TETANUS: I have been informed of the risk of my child developing fatal neuromuscular disease related to tetanus. I understand that the incidence of tetanus is low, and there is an antitoxin, should we decline the
immunization. I understand that contracting tetanus does not provide life-long immunity, and neither does the vaccine. I understand that to prevent more severe reactions from the vaccine, the tetanus component has been so significantly "diluted" that it is clinically ineffective.(18) I understand that the death rate for properly treated cases of tetanus may be as high as 20%.(19) Side effects of the tetanus vaccine alone include: high fever, pain, recurrent abscess formation, inner ear nerve damage, demyelinating neuropathy, anaphylactic shock and loss of consciousness.(20) Tetanus given in the DPT or DaPT shot include the same side effects and reactions as those listed for pertussis.

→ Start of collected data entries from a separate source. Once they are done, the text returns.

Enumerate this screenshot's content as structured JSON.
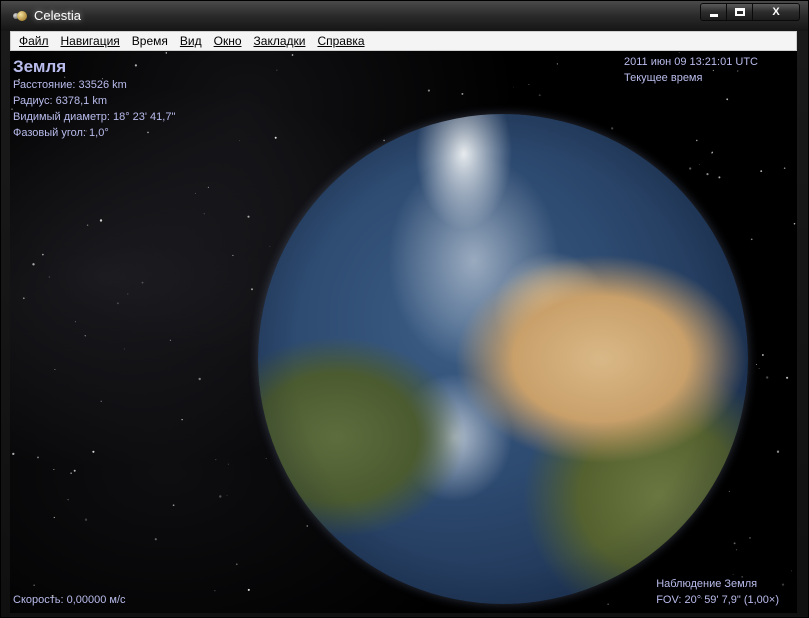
{
  "window": {
    "title": "Celestia",
    "controls": {
      "minimize": "minimize-icon",
      "maximize": "maximize-icon",
      "close": "close-icon"
    },
    "close_glyph": "X"
  },
  "menubar": {
    "items": [
      {
        "label": "Файл"
      },
      {
        "label": "Навигация"
      },
      {
        "label": "Время"
      },
      {
        "label": "Вид"
      },
      {
        "label": "Окно"
      },
      {
        "label": "Закладки"
      },
      {
        "label": "Справка"
      }
    ]
  },
  "hud": {
    "object_name": "Земля",
    "distance": "Расстояние: 33526 km",
    "radius": "Радиус: 6378,1 km",
    "apparent_diameter": "Видимый диаметр: 18° 23' 41,7\"",
    "phase_angle": "Фазовый угол: 1,0°",
    "datetime": "2011 июн 09 13:21:01 UTC",
    "time_mode": "Текущее время",
    "speed": "Скорость: 0,00000 м/с",
    "observing": "Наблюдение Земля",
    "fov": "FOV: 20° 59' 7,9\" (1,00×)"
  },
  "colors": {
    "hud_text": "#b9bcec",
    "menubar_bg": "#f4f4f4",
    "space": "#000000"
  }
}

RUBEOLA (MEASLES): I have been informed of the risk of my child developing pneumonia, encephalitis (inflammation of the brain), degenerative disease of the nervous system with convulsions (subacute sclerosing panencephalitis) related to rubeola. I understand the death rate for measles is .03 in 100,000.(21) I understand that since 1984, over 55% of documented, confirmed cases of measles have been in fully immunized persons.(22) I understand that the greatest risk of the measles vaccine may be to push the incidence of this disease into the late teens and adulthood where it is more likely to be fatal or cause more adverse and long-term effects.(23) The measles vaccine is a live vaccine, and carries the risk that it will cause the patient to contract measles. Other adverse reactions include: stinging or burning at the injection site, anaphylaxis, fever up to one month following injection, rash, cough, rhinitis, erythema multiforme, lymphadenopathy, urticaria, diarrhea, febrile convulsions, seizures, thrombocytopenia, purpura, vasculitis, optic neuritis, retrobulbar neuritis, papillitis, retinitis, encephalitis and encephalopathy, ocular palsies, Guillain-Barré Syndrome, ataxia, and subacute sclerosing panencephalitis.(24) Measles vaccine is most often given as a part of the MMR which includes the following side effects: burning or stinging at injection site, malaise, sore throat, cough, rhinitis, headache, dizziness, fever, rash, nausea, vomiting, diarrhea, erythema, induration, tenderness, lymphadenopathy, parotitius, orchitis, nerve deafness, thrombocytopenia, purpura, allergic reactions, urticaria, polyneuritis, arthralgia, arthritis, anaphylaxis, vasculitis, otitis media, conjunctivitis, febrile convulsions, seizures, syncope, erythema multiforme, optic neuritis, retrobulbar neuritis, papillitis, retinitis, encephalitis and encephalopathy, ocular palsies, Guillain-Barré Syndrome, ataxia, subacute sclerosing panencephalitis,(25) and a recent study from Europe indicates that there may be a link between the MMR (measles/mumps/rubella) vaccine and autism and irritable bowel syndrome.(26)
Measles vaccine contains chick embryo cells, neomycin, sorbitol and hydrolyzed gelatin. MMR contains all live vaccines, chick embryo, cells from aborted babies, neomycin, sorbitol and hydrolyzed gelatin.(27)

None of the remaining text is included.